There seem to be some good ideas in this book. One that I particularly found helpful (one that I had already intuitively realized) was the hint covered in Chapter 6, "The Synonym Generator". Basically, Mr. Murray recommends that one possess a vast array of words to describe a certain feeling or concept. That way, if one gets a mental block and is not able to remember one expression, they can dip into their bag of tricks and express themselves in another way. Another chapter where Mr. Murray discusses how to "describe your way" out of a jam when you can't think of a word in Japanese is EXCELLENT advice. This is more or less a survival Japanese tactic, but comes in handy for advanced students as well. Rather than sitting in a conversation with a dead look on your face, it's best to dumb it down, if for nothing else, to keep the conversation moving.
What I caution you to NOT follow, however, is Mr.
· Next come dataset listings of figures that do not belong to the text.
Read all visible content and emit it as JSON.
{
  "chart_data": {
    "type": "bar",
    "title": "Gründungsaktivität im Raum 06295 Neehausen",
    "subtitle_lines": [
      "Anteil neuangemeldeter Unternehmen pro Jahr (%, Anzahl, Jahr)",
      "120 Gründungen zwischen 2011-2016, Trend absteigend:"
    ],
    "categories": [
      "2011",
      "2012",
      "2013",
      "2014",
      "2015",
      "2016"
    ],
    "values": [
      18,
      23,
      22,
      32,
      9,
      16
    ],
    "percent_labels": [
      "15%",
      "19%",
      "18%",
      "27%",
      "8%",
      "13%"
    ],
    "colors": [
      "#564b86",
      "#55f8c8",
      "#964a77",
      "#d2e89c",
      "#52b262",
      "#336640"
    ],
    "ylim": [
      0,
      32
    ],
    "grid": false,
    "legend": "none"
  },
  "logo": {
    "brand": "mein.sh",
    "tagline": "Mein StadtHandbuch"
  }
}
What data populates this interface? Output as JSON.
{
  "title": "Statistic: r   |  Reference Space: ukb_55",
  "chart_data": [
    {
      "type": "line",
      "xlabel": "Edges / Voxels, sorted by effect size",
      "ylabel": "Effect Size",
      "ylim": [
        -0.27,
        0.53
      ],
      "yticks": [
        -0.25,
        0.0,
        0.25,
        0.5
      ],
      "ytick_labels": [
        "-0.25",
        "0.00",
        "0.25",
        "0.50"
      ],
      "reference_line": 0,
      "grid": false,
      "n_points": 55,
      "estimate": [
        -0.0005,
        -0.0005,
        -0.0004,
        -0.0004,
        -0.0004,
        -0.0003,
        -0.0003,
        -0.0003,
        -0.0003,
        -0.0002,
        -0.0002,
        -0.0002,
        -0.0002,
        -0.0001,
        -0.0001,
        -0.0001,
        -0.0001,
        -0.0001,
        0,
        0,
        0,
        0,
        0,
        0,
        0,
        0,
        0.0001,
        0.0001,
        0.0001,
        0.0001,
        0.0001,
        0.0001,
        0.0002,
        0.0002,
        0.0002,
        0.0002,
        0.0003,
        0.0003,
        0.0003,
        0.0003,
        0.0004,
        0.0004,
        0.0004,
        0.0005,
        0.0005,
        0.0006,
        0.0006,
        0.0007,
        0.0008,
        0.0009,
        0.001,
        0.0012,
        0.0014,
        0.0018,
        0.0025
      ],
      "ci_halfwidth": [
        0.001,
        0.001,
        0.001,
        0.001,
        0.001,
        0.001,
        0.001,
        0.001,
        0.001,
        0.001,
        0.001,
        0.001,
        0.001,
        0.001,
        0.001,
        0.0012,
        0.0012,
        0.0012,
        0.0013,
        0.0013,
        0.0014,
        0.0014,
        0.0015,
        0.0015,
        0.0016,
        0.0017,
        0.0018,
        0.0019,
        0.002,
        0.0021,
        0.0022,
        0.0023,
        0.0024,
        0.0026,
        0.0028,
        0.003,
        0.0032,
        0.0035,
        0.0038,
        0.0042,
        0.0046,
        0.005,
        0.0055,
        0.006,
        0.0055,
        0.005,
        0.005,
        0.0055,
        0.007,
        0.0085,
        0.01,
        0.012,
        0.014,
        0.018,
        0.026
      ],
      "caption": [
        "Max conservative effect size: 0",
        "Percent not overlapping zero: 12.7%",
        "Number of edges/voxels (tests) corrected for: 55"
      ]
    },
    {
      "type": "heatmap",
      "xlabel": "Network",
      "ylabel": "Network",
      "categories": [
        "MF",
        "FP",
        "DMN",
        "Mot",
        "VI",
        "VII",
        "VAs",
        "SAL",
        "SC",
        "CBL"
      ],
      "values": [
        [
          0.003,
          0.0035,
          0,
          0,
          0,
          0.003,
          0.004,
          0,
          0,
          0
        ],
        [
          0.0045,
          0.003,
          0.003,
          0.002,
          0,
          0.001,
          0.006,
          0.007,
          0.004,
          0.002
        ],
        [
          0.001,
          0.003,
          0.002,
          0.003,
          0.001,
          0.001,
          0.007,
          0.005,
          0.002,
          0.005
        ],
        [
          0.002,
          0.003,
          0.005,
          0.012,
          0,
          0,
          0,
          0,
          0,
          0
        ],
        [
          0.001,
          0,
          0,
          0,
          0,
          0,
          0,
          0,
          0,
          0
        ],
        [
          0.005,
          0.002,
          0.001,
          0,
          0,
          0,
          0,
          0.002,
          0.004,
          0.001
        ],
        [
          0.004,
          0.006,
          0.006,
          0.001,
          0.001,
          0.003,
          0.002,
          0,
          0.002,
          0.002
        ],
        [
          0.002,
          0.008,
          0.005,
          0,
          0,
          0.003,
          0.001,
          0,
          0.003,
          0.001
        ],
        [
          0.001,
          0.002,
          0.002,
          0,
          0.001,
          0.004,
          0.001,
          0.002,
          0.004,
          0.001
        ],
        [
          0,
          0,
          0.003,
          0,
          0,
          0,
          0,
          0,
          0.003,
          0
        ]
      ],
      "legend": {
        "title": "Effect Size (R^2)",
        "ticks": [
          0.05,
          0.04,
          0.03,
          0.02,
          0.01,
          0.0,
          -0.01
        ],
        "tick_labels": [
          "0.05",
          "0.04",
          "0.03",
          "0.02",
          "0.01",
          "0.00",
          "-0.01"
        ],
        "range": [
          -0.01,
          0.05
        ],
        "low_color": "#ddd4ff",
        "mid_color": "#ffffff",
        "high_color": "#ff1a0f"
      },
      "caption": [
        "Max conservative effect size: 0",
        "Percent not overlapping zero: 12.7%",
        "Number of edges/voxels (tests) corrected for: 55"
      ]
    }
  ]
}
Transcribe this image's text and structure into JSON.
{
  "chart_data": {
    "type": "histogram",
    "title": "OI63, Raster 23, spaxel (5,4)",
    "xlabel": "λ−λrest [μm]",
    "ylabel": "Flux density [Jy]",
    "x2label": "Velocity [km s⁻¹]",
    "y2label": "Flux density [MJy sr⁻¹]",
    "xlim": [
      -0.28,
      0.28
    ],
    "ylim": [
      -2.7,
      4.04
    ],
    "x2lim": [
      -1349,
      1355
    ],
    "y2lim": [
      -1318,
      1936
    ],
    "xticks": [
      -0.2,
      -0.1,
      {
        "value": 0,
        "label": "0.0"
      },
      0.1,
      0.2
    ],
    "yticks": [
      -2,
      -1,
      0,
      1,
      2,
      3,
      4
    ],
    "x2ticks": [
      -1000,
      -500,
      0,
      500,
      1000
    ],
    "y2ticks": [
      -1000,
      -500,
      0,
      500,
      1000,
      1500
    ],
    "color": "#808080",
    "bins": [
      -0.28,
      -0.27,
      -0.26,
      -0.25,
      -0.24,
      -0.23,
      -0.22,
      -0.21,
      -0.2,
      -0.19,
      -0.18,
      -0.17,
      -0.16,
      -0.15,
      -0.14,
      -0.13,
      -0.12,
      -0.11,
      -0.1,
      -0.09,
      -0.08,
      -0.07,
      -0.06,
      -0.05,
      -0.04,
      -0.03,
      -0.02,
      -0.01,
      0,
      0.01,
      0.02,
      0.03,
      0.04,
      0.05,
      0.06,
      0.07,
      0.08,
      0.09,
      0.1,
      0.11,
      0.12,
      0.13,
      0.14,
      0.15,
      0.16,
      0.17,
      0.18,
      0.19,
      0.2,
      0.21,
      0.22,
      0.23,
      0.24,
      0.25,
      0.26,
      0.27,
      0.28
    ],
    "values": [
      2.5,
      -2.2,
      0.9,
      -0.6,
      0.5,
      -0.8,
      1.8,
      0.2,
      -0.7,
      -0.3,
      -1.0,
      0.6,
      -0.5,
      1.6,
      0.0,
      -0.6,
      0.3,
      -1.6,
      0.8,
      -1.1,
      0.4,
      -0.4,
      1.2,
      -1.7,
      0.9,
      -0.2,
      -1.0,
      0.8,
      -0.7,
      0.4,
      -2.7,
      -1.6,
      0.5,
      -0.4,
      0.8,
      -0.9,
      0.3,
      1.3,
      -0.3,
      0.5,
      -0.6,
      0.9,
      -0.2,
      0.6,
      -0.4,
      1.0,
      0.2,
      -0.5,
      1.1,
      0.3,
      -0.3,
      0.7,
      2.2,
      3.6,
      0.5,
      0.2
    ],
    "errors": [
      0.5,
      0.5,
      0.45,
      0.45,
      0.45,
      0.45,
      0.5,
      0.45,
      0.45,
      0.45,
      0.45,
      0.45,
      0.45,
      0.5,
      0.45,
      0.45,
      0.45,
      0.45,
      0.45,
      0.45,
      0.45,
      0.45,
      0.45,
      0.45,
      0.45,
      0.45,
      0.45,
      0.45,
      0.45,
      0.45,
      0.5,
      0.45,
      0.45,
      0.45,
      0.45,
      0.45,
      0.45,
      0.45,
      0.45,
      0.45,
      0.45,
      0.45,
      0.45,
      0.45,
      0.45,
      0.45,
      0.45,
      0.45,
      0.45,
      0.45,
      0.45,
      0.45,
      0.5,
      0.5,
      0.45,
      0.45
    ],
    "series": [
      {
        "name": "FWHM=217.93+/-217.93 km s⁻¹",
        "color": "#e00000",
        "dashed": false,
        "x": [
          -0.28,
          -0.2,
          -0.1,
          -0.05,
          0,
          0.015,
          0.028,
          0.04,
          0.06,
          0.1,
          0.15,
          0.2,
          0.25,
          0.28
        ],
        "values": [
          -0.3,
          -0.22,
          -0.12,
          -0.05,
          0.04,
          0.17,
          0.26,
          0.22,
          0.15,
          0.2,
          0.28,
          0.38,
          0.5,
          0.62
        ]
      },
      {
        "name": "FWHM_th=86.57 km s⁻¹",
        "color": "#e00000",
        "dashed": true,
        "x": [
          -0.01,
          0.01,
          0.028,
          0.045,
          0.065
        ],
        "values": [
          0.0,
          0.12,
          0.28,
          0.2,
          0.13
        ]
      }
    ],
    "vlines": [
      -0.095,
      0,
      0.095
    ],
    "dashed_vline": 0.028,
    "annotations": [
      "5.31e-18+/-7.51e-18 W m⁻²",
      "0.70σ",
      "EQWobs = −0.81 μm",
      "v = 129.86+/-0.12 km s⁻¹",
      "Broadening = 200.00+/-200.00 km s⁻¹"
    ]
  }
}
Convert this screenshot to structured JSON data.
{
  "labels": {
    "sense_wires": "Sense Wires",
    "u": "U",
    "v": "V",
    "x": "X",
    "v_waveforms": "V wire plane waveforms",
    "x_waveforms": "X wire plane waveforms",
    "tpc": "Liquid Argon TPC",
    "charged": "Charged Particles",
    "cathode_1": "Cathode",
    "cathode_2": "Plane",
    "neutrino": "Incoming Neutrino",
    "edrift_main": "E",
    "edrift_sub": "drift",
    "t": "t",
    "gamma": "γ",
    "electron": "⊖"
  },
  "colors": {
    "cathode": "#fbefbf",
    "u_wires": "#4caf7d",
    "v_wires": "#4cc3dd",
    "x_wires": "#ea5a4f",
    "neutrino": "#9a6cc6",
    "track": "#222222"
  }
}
Murray's advice regarding gairaigo, or loan words. There are thousands and thousands of directly borrowed and some slightly altered English words used in the Japanese language. While every student should become aware of their existence and correct usage, you should ABSOLUTELY NOT use them with the frequency that Mr. Murray suggests. You will do so at your own linguistic peril. For, you see, American (and British, Australian, etc.) students who rely on these words tend to not learn the Japanese equivalents. They also tend to use a disproportionate amount of them in their speech. I heard a figure one time saying that a MAXIMUM of 13% of a Japanese person's daily conversation is composed of loan words. This is a maximum, mind you.
So, not only do you limit your proficiency by depending on loan words, but you also send a signal to the listener that you don't really know the traditional Japanese versions. Furthermore, Japanese tend to linguistically discriminate against foreigners by using these loanwords with them because they don't believe they know the Japanese equivalent. I recall one time being at a station and the manager yelling to me to "chenji (change)" my ticket instead of telling me to "kaeru (change)" the ticket. This is linguistic discrimination - there's no other word for it - and following Mr. Murray's advice will cause Japanese to speak to you with a vocabulary unnaturally heavy in these words.
Don't get me wrong. There are times when they are useful, but DO NOT use them to the extent he recommends. For example, use the word "kyanseru (cancel) suru" for cancel, but DO NOT use the word "happii (happy)" for "shiawase (happy)". The message would get across with the former, but you'll also be displaying your ignorance of TRUE (yip, I said it, Mr. Murray) Japanese (ie kango and wago).
Mr. Murray, who happens to be a copywriter (and copywriters are NOTORIOUS for overimporting English into Japanese), may use these words to a grotesque and unnatural degree, but you shouldn't. Consider yourself warned.